Lastly, another possible solution to air pollution would be the use of nuclear energy. “Nuclear power is the only expendable, large-scale energy source that avoids air pollution and can meet electricity demands of the economy. Nuclear power plants do not emit carbon dioxide or other greenhouse gases linked to global warming, nor do they emit pollutants that contribute to haze or smog” (Cite 6). According to the same website as noted, based on the 1999 figures, if nuclear plants would had to be replaced with oil or coal-burning plants, the U.S. would have to eliminate 135 million passenger cars just to to keep our carbon dioxide emissions at current levels. Nuclear energy itself is energy released during nuclear fission or fusion, especially when used to generate electricity. In recent years, a national debate is whether or not to use nuclear energy to replace current use of fossil fuels, especially since global warming. The first pro of using nuclear energy is that it relatively lowers costs. The initial cost of power plants and to keep maintenance is actually more expensive but generating electricity in the nuclear reactors is cheaper than from oil, gas, or coal. On Top of this point, nuclear energy is a renewable resource, unlike the previously listed fossil fuels.
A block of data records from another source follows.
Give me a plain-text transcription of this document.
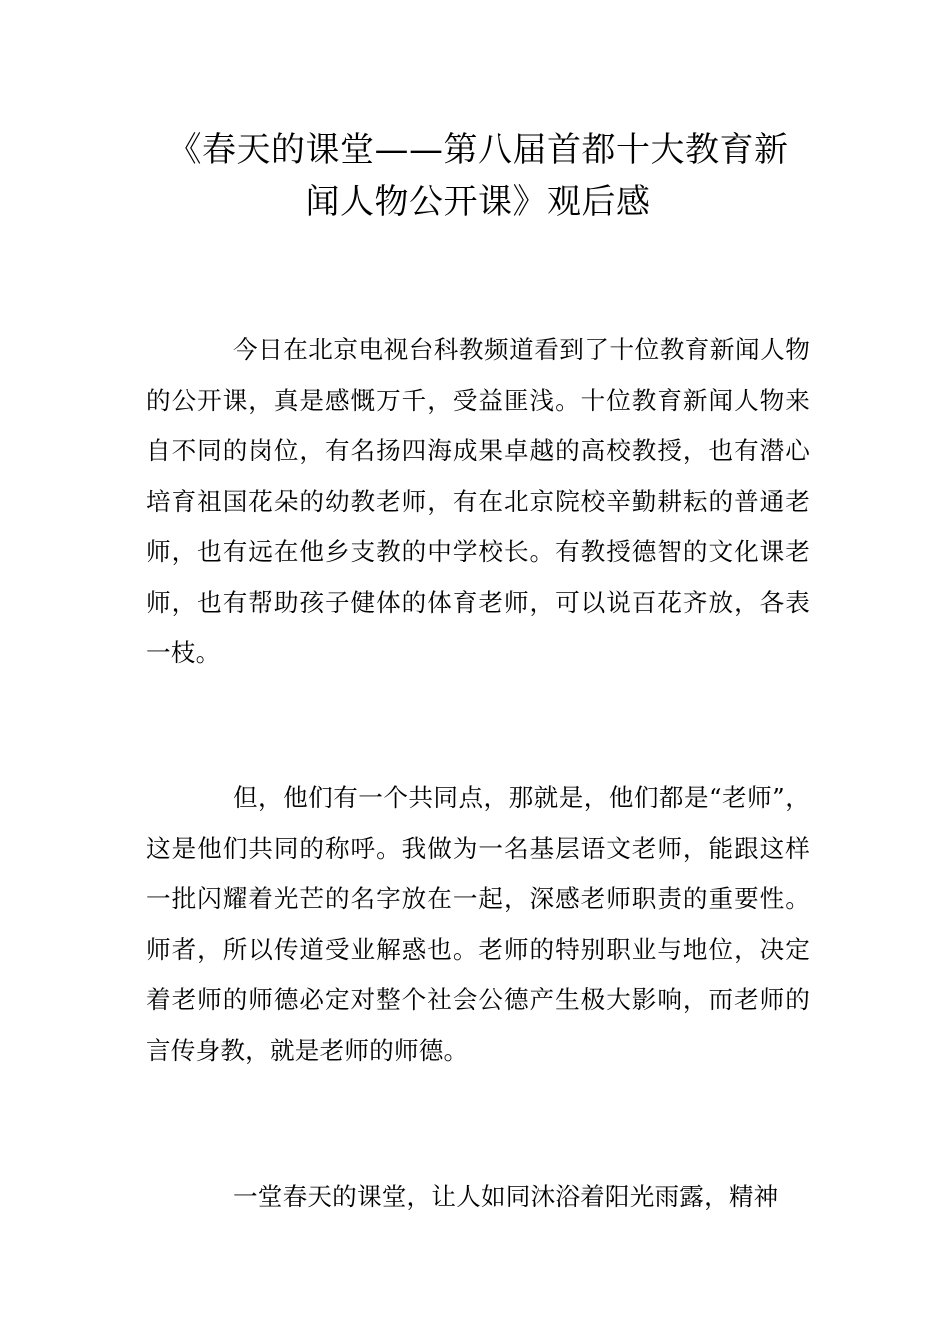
《春天的课堂——第八届首都十大教育新
闻人物公开课》观后感

今日在北京电视台科教频道看到了十位教育新闻人物的公开课，真是感慨万千，受益匪浅。十位教育新闻人物来自不同的岗位，有名扬四海成果卓越的高校教授，也有潜心培育祖国花朵的幼教老师，有在北京院校辛勤耕耘的普通老师，也有远在他乡支教的中学校长。有教授德智的文化课老师，也有帮助孩子健体的体育老师，可以说百花齐放，各表一枝。

但，他们有一个共同点，那就是，他们都是“老师”，这是他们共同的称呼。我做为一名基层语文老师，能跟这样一批闪耀着光芒的名字放在一起，深感老师职责的重要性。师者，所以传道受业解惑也。老师的特别职业与地位，决定着老师的师德必定对整个社会公德产生极大影响，而老师的言传身教，就是老师的师德。

一堂春天的课堂，让人如同沐浴着阳光雨露，精神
Nuclear power plants could also provide a stable base load of energy and this can also work hand in hand with energy sources such as wind and solar since the electricity production from plants can be lowered when good wind and solar resources are available. Another way it is in the most cases, beneficial, in terms of climate crisis, the environmental effects of nuclear power are relatively light. As well as all this, if we can learn to control atomic fusion in the future, there will be practically unlimited energy. Lastly, it is estimated the amount of energy released in a nuclear fusion reaction is immensely greater (in a particular article, citation 7, 10 million times) than the amount released in burning a fossil fuel. Therefore, the amount of fuel required in a nuclear power plant is much smaller compared to other types of power plants.

In conclusion, there are a variety of types of air pollutants and they all affect our planet and human or animal safety and health in a variety of ways. Yet the solutions for a majority of them are relatively the same and that is because there either needs to be a way to eliminate or decrease by controlled standards and procedures the use of each one, and seems to be an alternative for each problem of air pollution. As presented in my hypothesis, air pollutants cause a significant amount of damage and the way to control this is through regulatory, market-based or voluntary programs of action.